Malgré tout, les domaines de la santé, l’éducation et la culture seraient protégés au Canada et absolument non-négociables, clame-t-on. Comment avancer cela alors qu’on grignote tout autour (cafétéria, buanderie, services d’analyses, services techniques, etc.) ? Comment prétendre cela à la lumière de ces informations et après plus de dix années de sous-financement injustifiable qui détériorent des décennies de mise en place de services publics de qualité et conditionnent la population à accepter et désirer l’entrée du privé ?

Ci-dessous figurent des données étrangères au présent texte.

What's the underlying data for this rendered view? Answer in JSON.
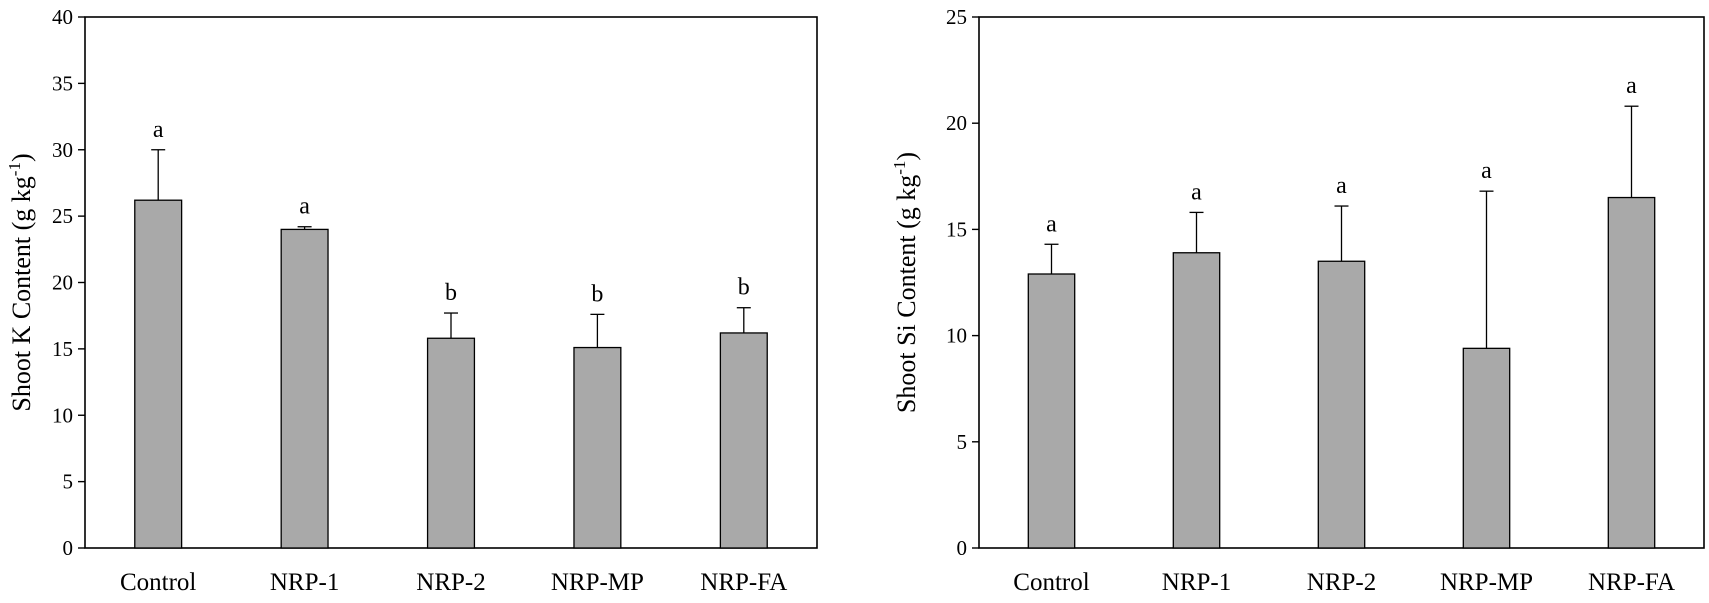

Concluons sur le caractère irréversible très inquiétant de l’AGCS qui, de surcroît, offre un cadre permanent de négociations successives. Si, par exemple, un État qui a libéralisé le secteur du transport en commun, constate que cela s’avère catastrophique pour la sécurité des passagers et l’aménagement du territoire, il ne pourra revenir en arrière qu’en proposant de lourdes compensations (dédommagement financier ou libéralisation d’un autre secteur de poids économique équivalent). C’est dire à quel point nos votes n’auront bientôt plus guère d’importance pour orienter les choix de société si nous ne nous opposons pas à un tel accord.
En adoptant une résolution à ce sujet et en la portant auprès des différents décideurs, la Ville de Montréal fait un pas significatif, même s’il faut aussi parfois lui souligner ses actions qui sont en contradiction avec cela, et elle défend l’intérêt de ses citoyens et citoyennes en cherchant à garantir la pérennité de réalisations démocratiques importantes qui sont menacées. Au début 2005, Québec devrait suivre, le maire L’Allier ayant confirmé son intention que sa ville soit déclarée hors-AGCS.